Tirzepatide
Category: Peptides · Last updated
Tirzepatide is a synthetic 39-amino-acid peptide and the first dual GIP/GLP-1 receptor agonist approved for clinical use. Marketed as Mounjaro and Zepbound by Eli Lilly, tirzepatide produces substantially larger weight-loss and glycemic-control effects than first-generation GLP-1 agonists in head-to-head clinical trials.
Peppudex card: see the mechanism + evidence-grade summary at [Peppudex / Tirzepatide](https://peppudex.com/peptides/tirzepatide).
Overview
Tirzepatide combines the activity of two enteric hormones · GIP (glucose-dependent insulinotropic polypeptide) and GLP-1 (glucagon-like peptide 1) · in a single molecule. The 39-residue sequence is engineered around a modified GIP backbone with a C20 fatty-acid moiety that extends plasma half-life to approximately 5 days, enabling once-weekly subcutaneous dosing.
Mechanism
- GLP-1 receptor agonism: glucose-dependent insulin secretion, suppressed glucagon, delayed gastric emptying, central appetite suppression
- GIP receptor agonism: enhanced insulin secretion at high glucose, improved adipocyte lipid handling, possible reduced nausea relative to GLP-1-only agonists
- The dual mechanism produces a greater absolute weight-loss effect than Semaglutide in SURPASS and SURMOUNT trials
See: GLP-1_receptor, GIP_receptor, Incretin_effect.
Evidence
Clinical evidence is exceptionally strong:
- SURPASS-2 (T2D, 40 weeks): tirzepatide 15 mg reduced HbA1c by 2.30% vs semaglutide 1 mg 1.86%
- SURMOUNT-1 (obesity, 72 weeks): tirzepatide 15 mg produced 22.5% body-weight loss vs placebo 2.4%
- SURMOUNT-4 (weight maintenance): continued tirzepatide produced an additional 5.5% loss; placebo regained 14.0%
Dosing literature
FDA-approved clinical titration per Mounjaro and Zepbound labels: 2.5 mg weekly for the first 4 weeks, then 5 mg weekly, with stepwise increases of 2.5 mg every 4 weeks as tolerated, to a maximum of 15 mg weekly. Subcutaneous injection in abdomen, thigh, or upper arm with site rotation. This wiki reproduces the FDA-label dose schedule for reference only; any human use should be under clinical supervision.
Storage
Lyophilized: 2–8 °C, stable per manufacturer label until expiration date. Reconstituted (research use): 2–8 °C, use within 28 days. See Reconstitution.
Regulatory status
- United States. FDA-approved May 2022 (Mounjaro, T2D) and November 2023 (Zepbound, chronic weight management).

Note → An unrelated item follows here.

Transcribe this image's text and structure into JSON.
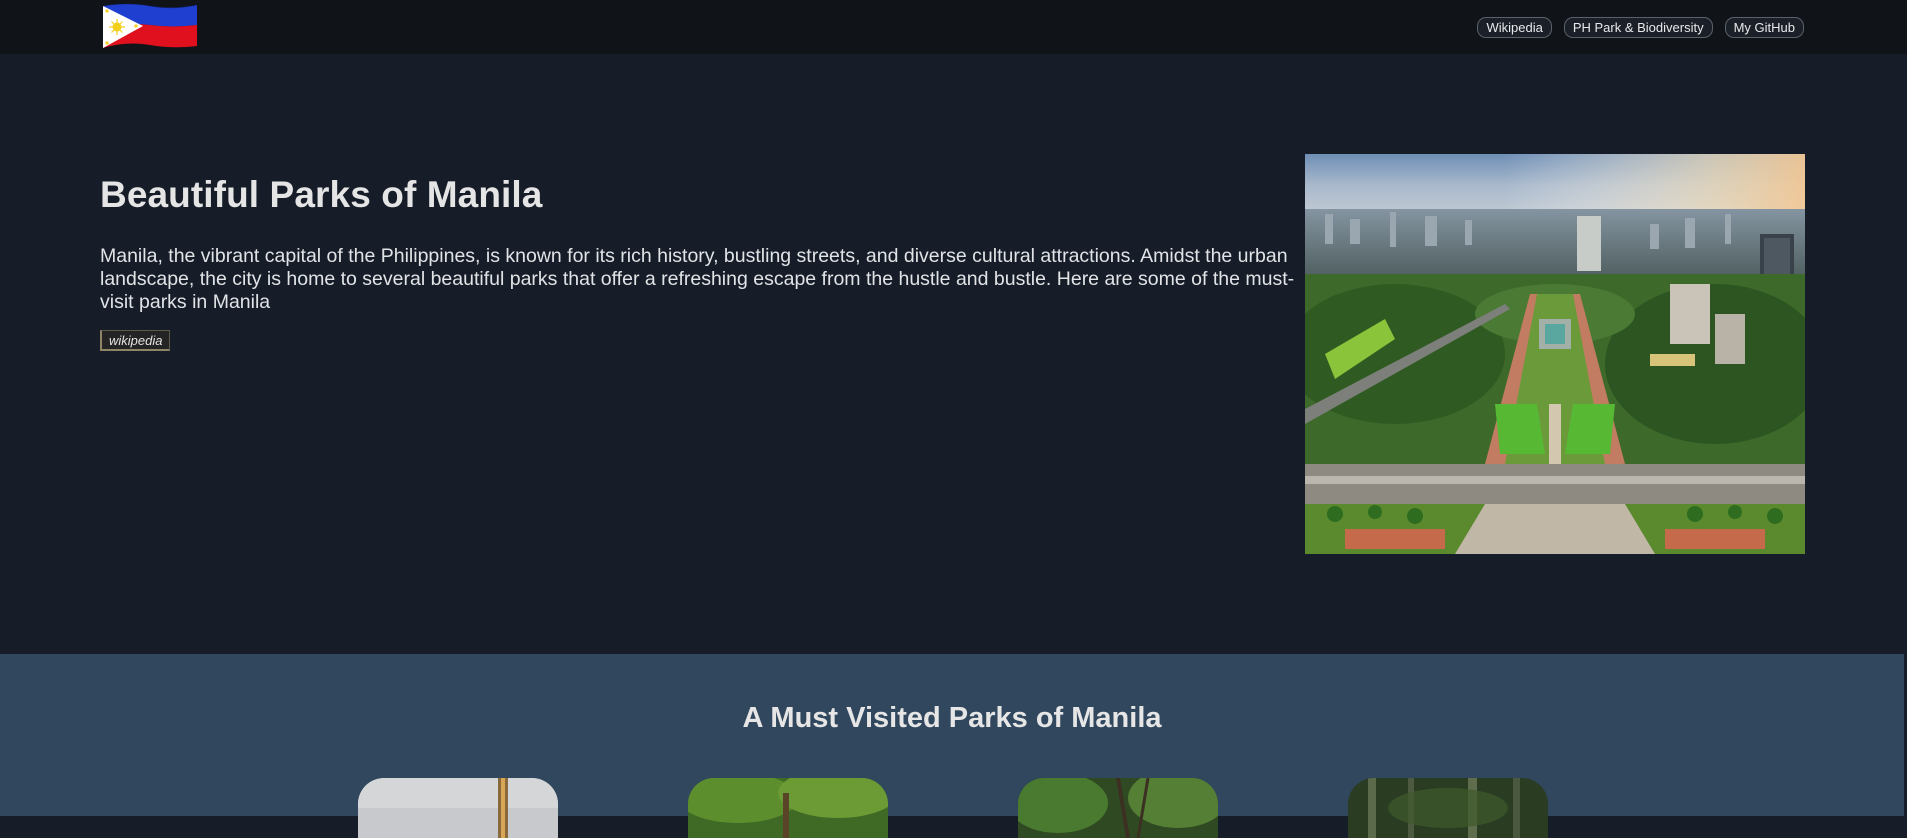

- Patent / supply. Branded product manufactured by Eli Lilly. Compounded tirzepatide was permitted during the FDA's drug-shortage declaration; declaration was lifted in October 2024, restricting compounding under section 503A.
- WADA. Not on the prohibited list as of 2026.
Side effects
Nausea, vomiting, diarrhea (most common, dose-dependent). Pancreatitis and gallbladder disease have been reported. A boxed warning exists for thyroid C-cell tumors based on rodent data; relevance to humans is debated.
See also
- Semaglutide · single GLP-1 agonist comparator
- Retatrutide · investigational triple agonist (GLP-1 + GIP + glucagon)
- GLP-1_receptor
- [Peppudex card · Tirzepatide](https://peppudex.com/peptides/tirzepatide) · mechanism, evidence grades A-F, FAQs, peer-reviewed sources
References
- Jastreboff AM, et al. "Tirzepatide once weekly for the treatment of obesity." N Engl J Med. 2022; 387:205-216.
- Frías JP, et al. "Tirzepatide versus semaglutide once weekly in patients with type 2 diabetes." N Engl J Med. 2021; 385:503-515.
- Aronne LJ, et al. "Continued treatment with tirzepatide for maintenance of weight reduction." JAMA. 2024.